One of the goals of the low-level agents who guard these checkpoints is to leave alone the millions of non-Muslim Chinese who live in Xinjiang. “If you appear to be non-Muslim, it’s just racial profiling based on how you look. They’re just going to wave you through and they won’t check your phone,” he says.

These controls also achieve another sophisticated level of surveillance: with facial recognition they verify that each citizen carries their own mobile, which they identify using the MAC address, a unique device number. “It lets them know that this person was in this place at this time. And so when they get to the next checkpoint, they’re able to track movement in those ways in a very concrete way,” he says.

This omnipotent system poses a problem even for China: it is a huge amount of work and effort. Its massive size gives Byler hope that it won’t be replicated. “There are a number of places in the world that are at the position that the Uighur region was in 2015 where they were just starting to do some scans.
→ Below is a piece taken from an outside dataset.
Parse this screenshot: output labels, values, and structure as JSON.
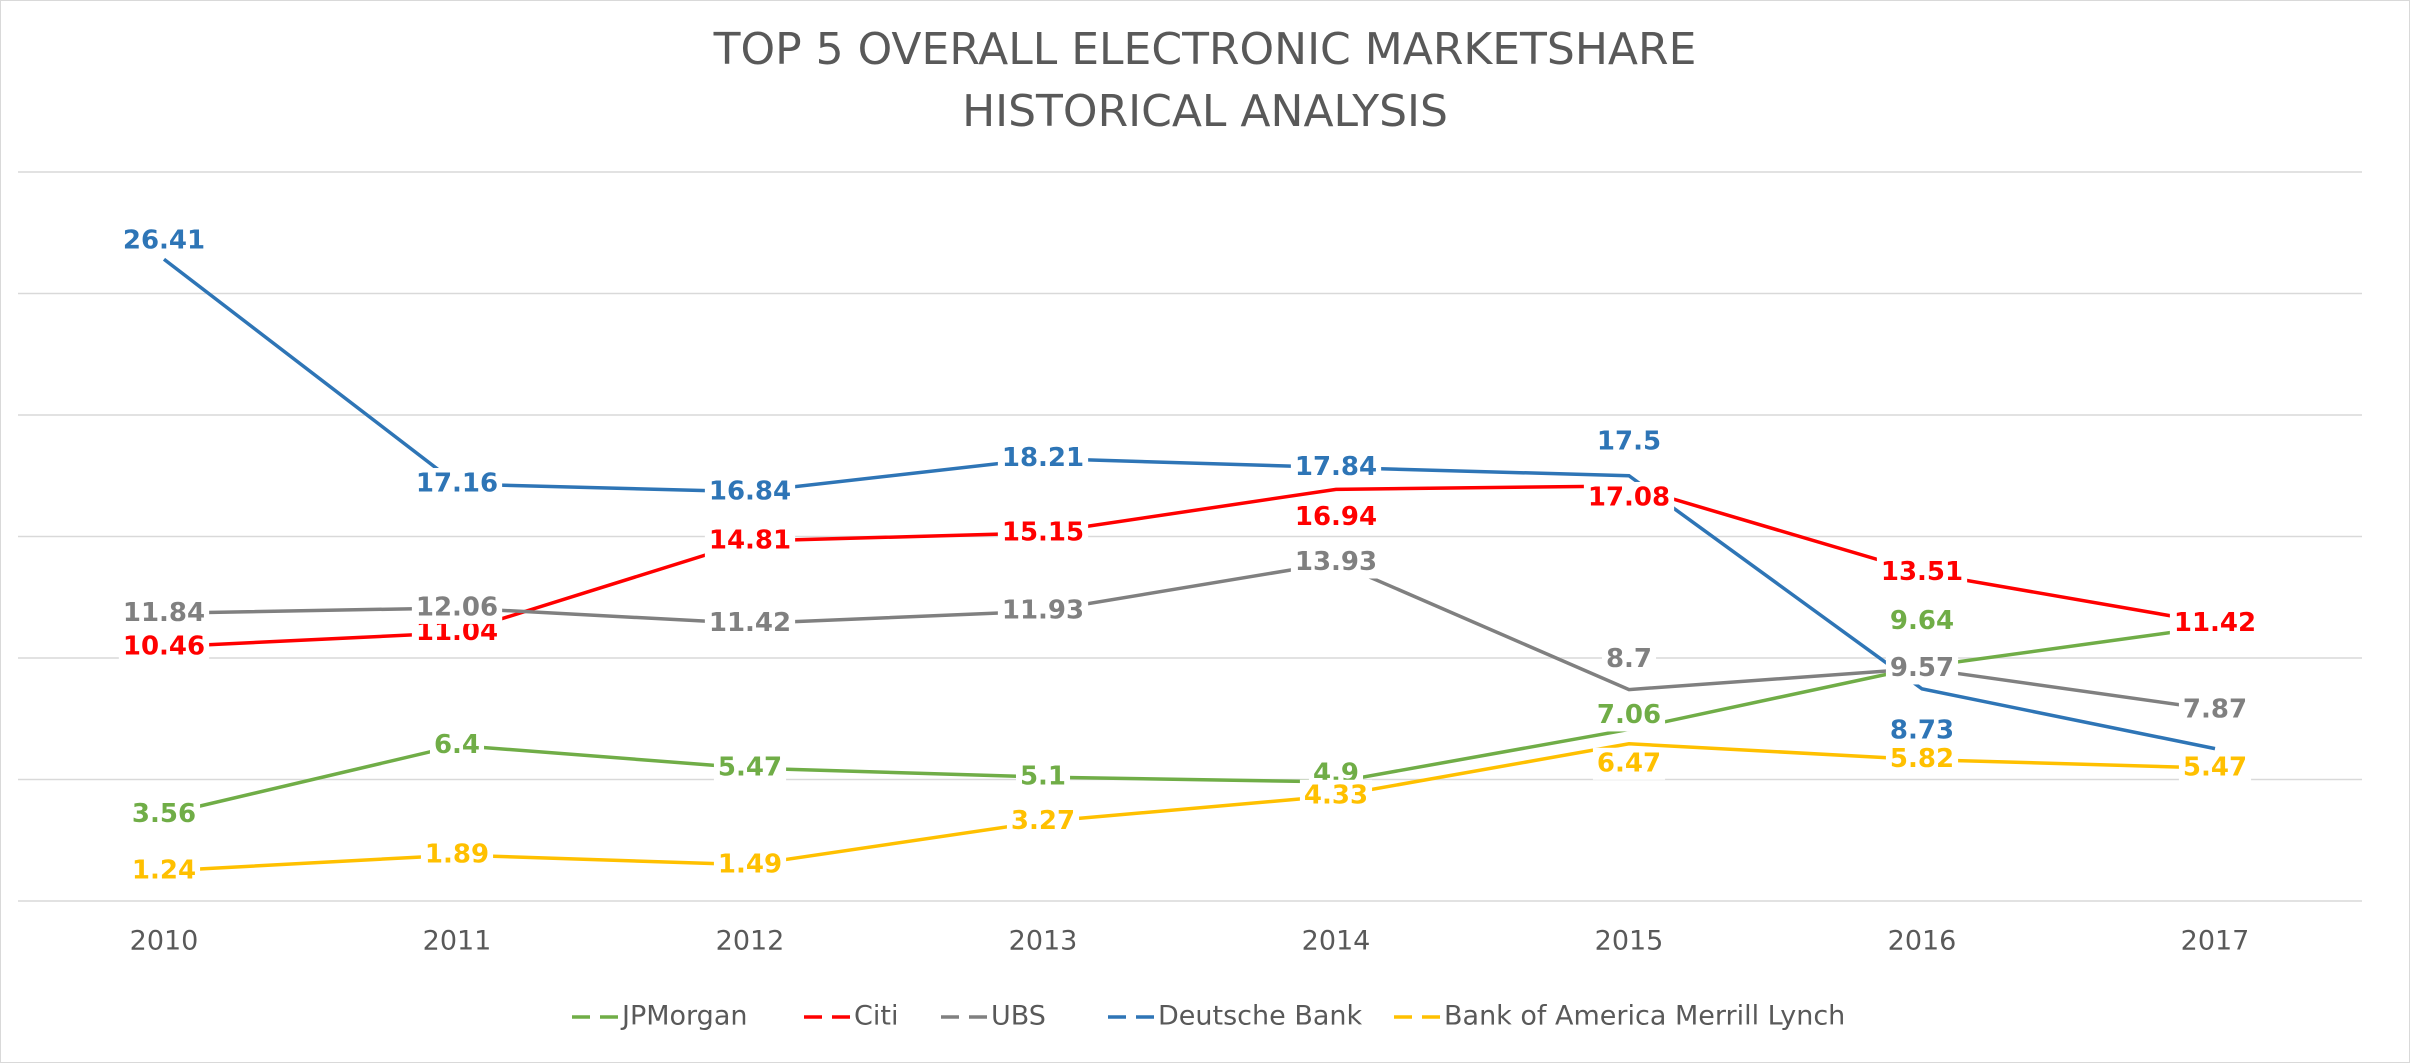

You see it in Russia, police checking people’s phones to see what apps they have installed, they’re doing it in Belarus, Egypt, Israel, Palestine, Kashmir,” he says.

China has spent immense amounts of resources to create the Xinjiang system. “It takes a lot of physical infrastructure, checkpoint systems, all those sorts of things. You’d have to hire an army of low-level police to scan people. Even elsewhere in China, I think it would be difficult to implement the system at this scale,” explains Byler.
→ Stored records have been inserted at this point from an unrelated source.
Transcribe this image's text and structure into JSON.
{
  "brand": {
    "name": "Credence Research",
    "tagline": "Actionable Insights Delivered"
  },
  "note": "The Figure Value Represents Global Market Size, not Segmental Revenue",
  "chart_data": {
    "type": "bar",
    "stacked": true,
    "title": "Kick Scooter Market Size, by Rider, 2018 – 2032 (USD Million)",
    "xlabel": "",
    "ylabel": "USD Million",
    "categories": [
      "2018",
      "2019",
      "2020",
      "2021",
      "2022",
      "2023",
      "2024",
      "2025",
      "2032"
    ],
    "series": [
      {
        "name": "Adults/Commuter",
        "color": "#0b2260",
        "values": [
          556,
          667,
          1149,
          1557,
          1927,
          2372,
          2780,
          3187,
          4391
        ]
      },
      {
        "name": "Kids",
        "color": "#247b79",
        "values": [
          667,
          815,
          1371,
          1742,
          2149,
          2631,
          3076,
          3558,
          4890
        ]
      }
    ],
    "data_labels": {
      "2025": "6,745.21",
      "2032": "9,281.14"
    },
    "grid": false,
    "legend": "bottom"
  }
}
Because it is such an intrusive system, with so many suspects, sustaining it is complex. The Chinese excuse is its own war against terrorism, which in the collective imagination began after the 2001 attacks in the US. “They invested around $100 billion in this region. They call it the people’s war on terror. It’s a whole-society approach to counterterrorism,” he says.

How to lead a normal life

Citizens struggle to lead relatively normal lives under the pressure of surveillance. Part of the Chinese government’s goal is for citizens to feel the paranoia that their every move is tracked. From there, they may begin to feel control over each thought. Uyghurs must also use their devices to obey nationalist directives and approve comments from government leaders: they must demonstrate that they are actively pro-government.

“You have to participate in WeChat groups that are oriented towards political loyalty, political ideology. You should document your political activity. For each week, there should be a certain minimum number of posts that you do. There’s a political performance that they’re doing online as a way of showing loyalty. Sometimes they leave their phones behind or turn them off and go to a park near their home, or go to a sauna because it’s not a space where you can bring a phone. There’s also Han people, not Muslims, that live in the region. Some are really opposed to the control, and they help Uyghurs to get information out, let them use their phones because their phones aren’t being tracked in the same way,” Byler explains.

The technology companies that have received this Chinese investment make an economic profit from their work, but they also benefit from the data: it allows them to train a program on unimaginable scales. “For the tech companies, it’s a sort of win-win because they’re getting all of this investment and they have access to all of this data. It’s hard to know exactly what the capacities of these systems are. Obviously they’re sending people to camp or to prison for things that are not crimes. Some of it seems to be sort of accelerated by the demands or stress that’s placed on the local authorities to detain people. They need to find terrorists in order to show that they’re doing a good job, and so they’re manufacturing them,” he says.

In his book, Byler explains that some US companies have also taken advantage of this wealth of programs trained by tracking Uyghurs under threat. After the publication of the book, he has met with large technology companies such as Google and Microsoft, which have taken measures to avoid contributing to the repression.